(Sumber Gambar : Freepik.com)

Saya bersekolah di salah satu pesantren di Jawa Timur. Kami mengadakan acara rutinan yang dinamakan PKA, Pekan Perkenalan Khutbatul-Arsy. Di acara itu, Pak Kyai ceramah tentang pondok. Di ujung bicaranya, Ia menyediakan ruang untuk kami bertanya. Seorang anak mengacungkan tangan, kakak kelas Saya, lalu panitia menyodorkan microphone dan Ia mulai bersuara.

"Ustad, kenapa motto pondok nomor satu keikhlasan? Bukan keadilan? Kenapa pula keadilan tidak dicantumkan?"

Beliau menghela nafas. Berkomat-kamit. Detak jantung Saya berdegup, takut Pak Kyai marah. Takut pertanyaan yang saat itu Kakak kelas Saya ajukan tidak sopan. Motto pondok sudah ada dari pertama Pondok dibangun. Pondok yang usianya lebih tua dari kemerdekaan Indonesia. Lalu dengan berani bocah puber belasan tahun ini seakan mengecam salah satu Pilar yang telah dibangun lama. 

Pak Kyai tersenyum, dengan lembut Ia berkata. 

"Kenapa? Kamu merasa tidak diadili? Bagian mana nak?"

Kami sontak diam. Lalu Ia menambahkan. 

"Bagaimanapun, seberapapun manusia berusaha adil. Keadilan hanya milik Allah, Maha Adil. Keadilan subjektif bagi manusia. Bisa saja adil di mata Saya, namun dalam perspektifmu, kamu merasa tidak diadili. Ya ndak?"

Serentak, kami mengangguk. Kami mengiyakan. 

"Kamu ikhlas? Tanyakan itu ke dirimu sendiri. Kita tidak bisa sepenuhnya adil di mata orang, tapi kita bisa sepenuhnya ikhlas pada diri sendiri" 

Kakak kelas Saya mengangguk, Ia tersenyum lebar. Kami bertepuk tangan. 

Saat itu, hingga sekarang. Saya menarik simpulan, bahwa pertanyaan memang seharusnya dijawab dengan penjelasan yang masuk akal, bukan dogma bahwa 'kamu bertanya ini, maka dosa' beliau menjawab dengan akal dingin. 

Kejadian kedua muncul ketika Saya duduk di bangku kuliah, Seorang teman Saya berambut gondrong, bersandal jepit dan kaus oblong dengan kepercayaan dirinya masuk ke kelas Tarbiyah dan mengikuti Mata kuliah Kritik Sastra.

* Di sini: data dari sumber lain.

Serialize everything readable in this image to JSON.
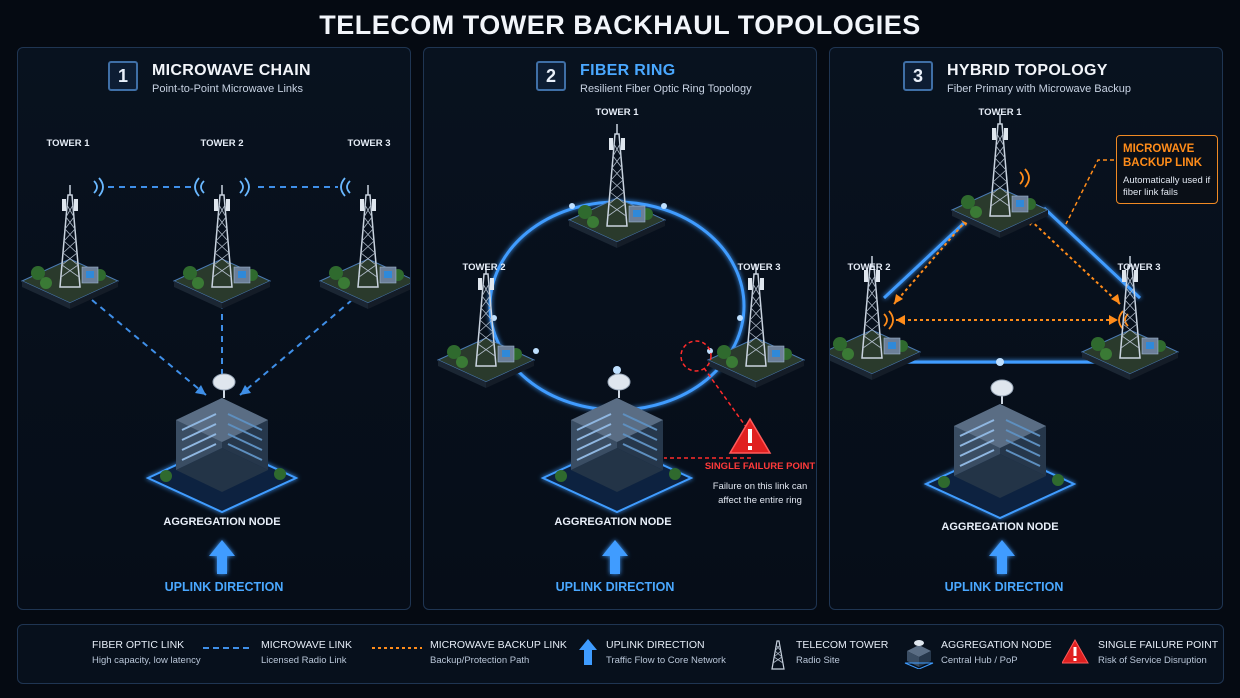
{
  "title": "TELECOM TOWER BACKHAUL TOPOLOGIES",
  "colors": {
    "fiber": "#3f9cff",
    "microwave": "#3f8fe8",
    "backup": "#ff8c1a",
    "alert": "#ff2b2b",
    "background": "#050a12"
  },
  "panels": [
    {
      "number": "1",
      "name": "MICROWAVE CHAIN",
      "subtitle": "Point-to-Point Microwave Links",
      "towers": [
        "TOWER 1",
        "TOWER 2",
        "TOWER 3"
      ],
      "node_label": "AGGREGATION NODE",
      "uplink_label": "UPLINK DIRECTION"
    },
    {
      "number": "2",
      "name": "FIBER RING",
      "subtitle": "Resilient Fiber Optic Ring Topology",
      "towers": [
        "TOWER 1",
        "TOWER 2",
        "TOWER 3"
      ],
      "node_label": "AGGREGATION NODE",
      "uplink_label": "UPLINK DIRECTION",
      "callout_title": "SINGLE FAILURE POINT",
      "callout_text": "Failure on this link can affect the entire ring"
    },
    {
      "number": "3",
      "name": "HYBRID TOPOLOGY",
      "subtitle": "Fiber Primary with Microwave Backup",
      "towers": [
        "TOWER 1",
        "TOWER 2",
        "TOWER 3"
      ],
      "node_label": "AGGREGATION NODE",
      "uplink_label": "UPLINK DIRECTION",
      "callout_title": "MICROWAVE BACKUP LINK",
      "callout_text": "Automatically used if fiber link fails"
    }
  ],
  "legend": [
    {
      "icon": "fiber-line",
      "title": "FIBER OPTIC LINK",
      "desc": "High capacity, low latency"
    },
    {
      "icon": "microwave-dashed-line",
      "title": "MICROWAVE LINK",
      "desc": "Licensed Radio Link"
    },
    {
      "icon": "backup-dotted-line",
      "title": "MICROWAVE BACKUP LINK",
      "desc": "Backup/Protection Path"
    },
    {
      "icon": "up-arrow",
      "title": "UPLINK DIRECTION",
      "desc": "Traffic Flow to Core Network"
    },
    {
      "icon": "tower",
      "title": "TELECOM TOWER",
      "desc": "Radio Site"
    },
    {
      "icon": "building",
      "title": "AGGREGATION NODE",
      "desc": "Central Hub / PoP"
    },
    {
      "icon": "warning",
      "title": "SINGLE FAILURE POINT",
      "desc": "Risk of Service Disruption"
    }
  ]
}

Setelah pemaparan selesai, Ia mengacungkan tangan dan bertanya. 

"Pak, Al Quran karya sastra. Berarti bisa dikritik?"

Dosen enam puluh tahunan itu menarik nafasnya. 

Panjang. 

Tarikan nafas itu berujung pada satu jawaban. 

"Bisa"

Wajah kami tambah serius. 

"Kritik kan mengupas, menelaah, mempelajari secara mendalam. Kamu juga bisa mengkritik Al Quran. Silakan gunakan step by step kritik sastra, pengulasan Intrinsik dan ekstrinsik. Namun karena Al Quran memakai bahasa Arab, maka pelajari dulu bahasa Arab. Karena terjemahan hanya mendekati. Kamu juga bisa mengkritik itu, apakah terjemahannya sepadan dengan makna aslinya? Kaji dengan semantik. Untuk Ekstrinsik. Silakan pelajari gaya hidup Rasul. Dan juga sejarah Islam secara menyeluruh. Bagaimana bangsa Quraisy, ke mana saja Rasul selama hidup, dan lain sebagainya. Ada tanggapan? Atau apa anda kurang puas dengan jawaban saya?" 

Teman Saya saat itu merasa puas. Pertanyaan kini rampung terjawab. Pun kami merasa senang, sosok seperti ini yang kami butuhkan. Guru yang menjawab tanya dengan logika, bukan dogma.